CHP Kocaeli Milletvekili Nurettin Sözen'in Başbakan Erdoğan tarafından suçlandığını savunan Anadol, "Varsa yüreğiniz kaldırırsınız dokunulmazlığını yargılanır" dedi. Anadol, cumhurbaşkanlığı seçimine değinerek, "Düğmeye bastınız. Erdoğan, Çankaya'ya doğru yola çıktı, hayırlı olsun" dedi. Başbakan Erdoğan'ın Köşke çıkmasını 'sonun başlangıcı' olarak değerlendiren Anadol, "Erdoğan, günün birinde başarıya ulaşır Çankaya'ya çıkarsa, sanmayın ki bu sizin için mutlu son olacaktır, tam tersine sonun başlangıcı olacaktır. Çankaya, daha güçlü zırha sahip.

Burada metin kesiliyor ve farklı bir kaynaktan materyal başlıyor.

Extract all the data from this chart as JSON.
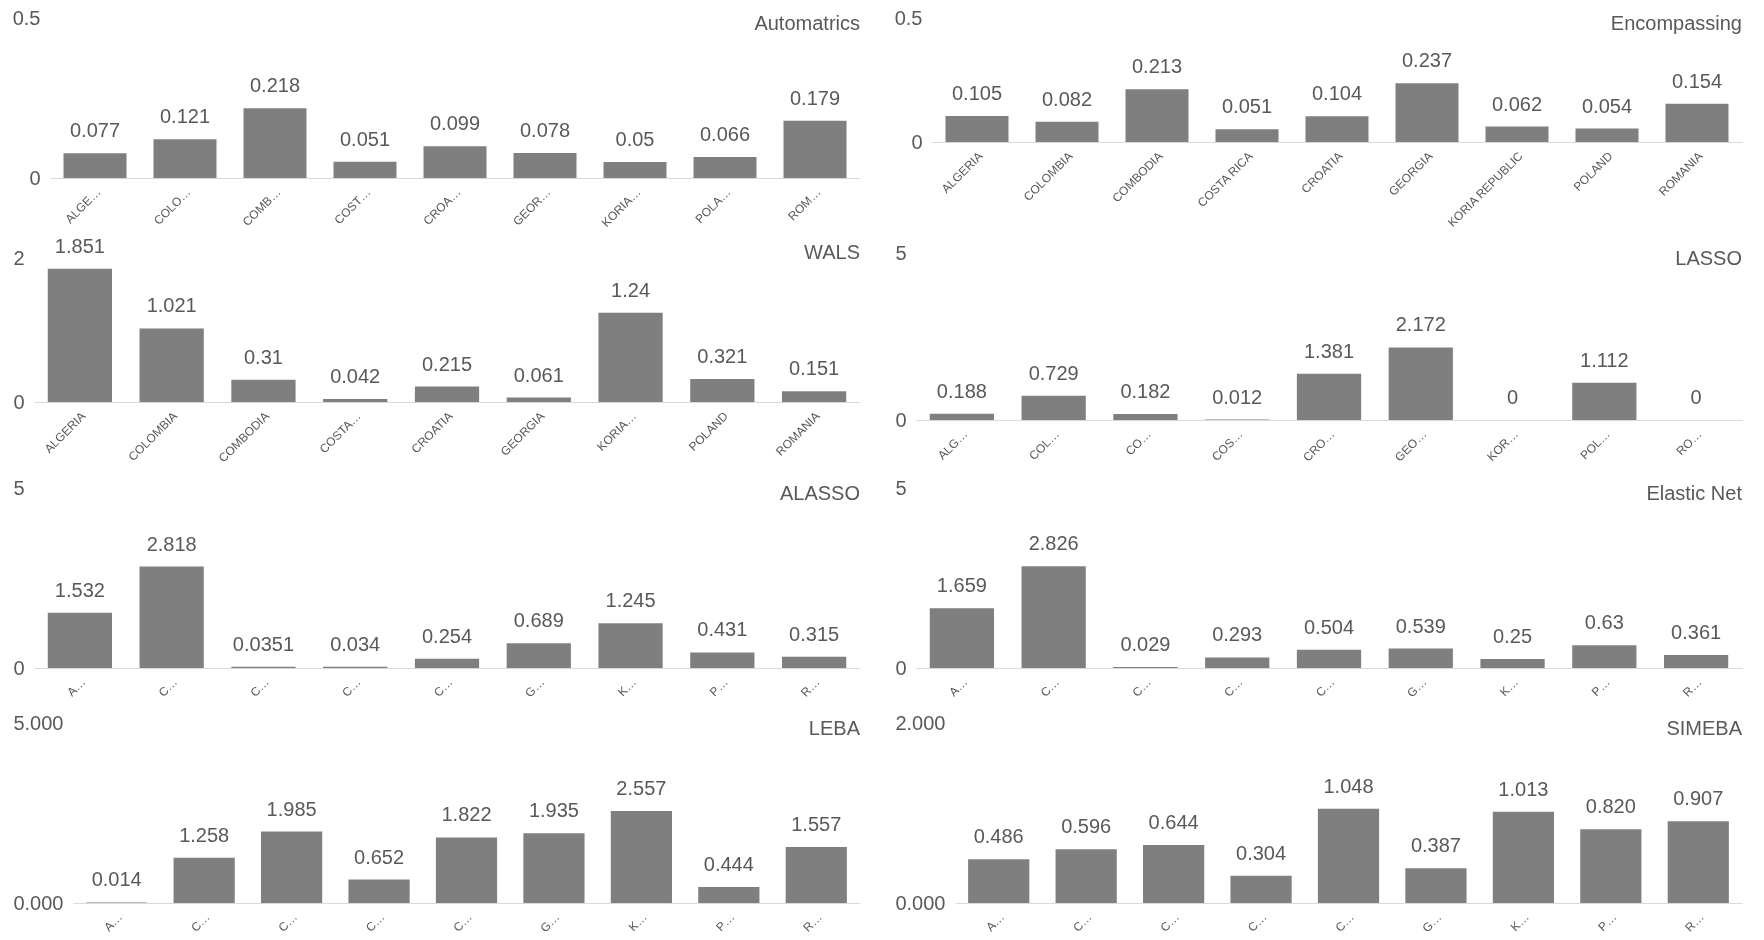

Vatana ihanet hariç Cumhurbaşkanı hakkında dava bile açılamaz. 1924 Anayasasında, Cumhurbaşkanlığı sorumsuzluğunu düzenleyen maddesinde şahsi suçlarından dolayı milletvekili dokunulmazlığına atıfta bulunulur. Bu atıf daha sonraki Anayasalar'da yer almıyor. Yani Cumhurbaşkanlığı sorumsuzluğu, Cumhurbaşkanı seçildikten sonra yapacaklarına ilişkindir. Bu düzenleme gözden kaçmış bir düzenleme değil. Eteğinde dokunulmazlık zırhı taşıyanın Çankaya'ya çıkacağını sanmamışlar. Cumhurbaşkanı olsa bile 23. Dönem Parlamentosu 276 oyla, Üsküdar Ağır Ceza Mahkemesinin karşısına çıkarır. Çankayay'ya çıkmak zordur ama inmek kolaydır".
Bunun üzerine AK Parti İstanbul Milletvekili İdris Naim Şahin de 1994'te İstanbul'un yüzde 30'u kaçak, yüzde 30'u kalpazanlıkla yürütülen bilet sistemi ile devralındığını ileri sürdü. 1980 öncesi CHP döneminde İstanbul'daki otobüslerde bir şoförle birlikte iki biletçinin çalıştırıldığını bildiren Şahin, "Klasik, tutucu anlayıştaki bilet sistemini akıllı bilet olan Akbil ile değiştirdik. 10 milyon İstanbullunun cebinde Akbil var. Ne Cumhuriyetin değerlerini özünüze sindirmiş ne de halkla bütünleşmiş değilsiniz. Sizin cebinizde bu karttan yok. Belediyeleri memurlara teslim eden zihniyettesiniz. Bunları yapan mı halkçı, inkılapçı yoksa siz mi? Memleketin kalkınması için Türkiye'nin itibarlı hale gelmesi için sizin engellerinize rağmen yolumuza devam edeceğiz" diye konuştu.
Şahin'in CHP'yi ve Nurettin Sözen'i eleştirmesine CHP'li milletvekilleri tepki gösterirken, CHP'li Sözen'in şahsına karşı suçlama yapıldığını ileri sürerek cevap vermek istedi. TBMM Başkanvekili Nevzat Pakdil, konuşmalarda herhangi bir sataşma olmadığı gerekçesiyle Sözen'e söz vermedi. CHP'nin grup önerisi reddedildi. CHP'li Sözen'in AK Parti'li Şahin'in sözlerine tepki göstererek üzerine yürümesi üzerine, TBMM Başkanvekili Pakdil, oturuma ara verdi. Yaklaşık yarım saatlik aranın ardından tekrar yasama çalışmalarına başlandı.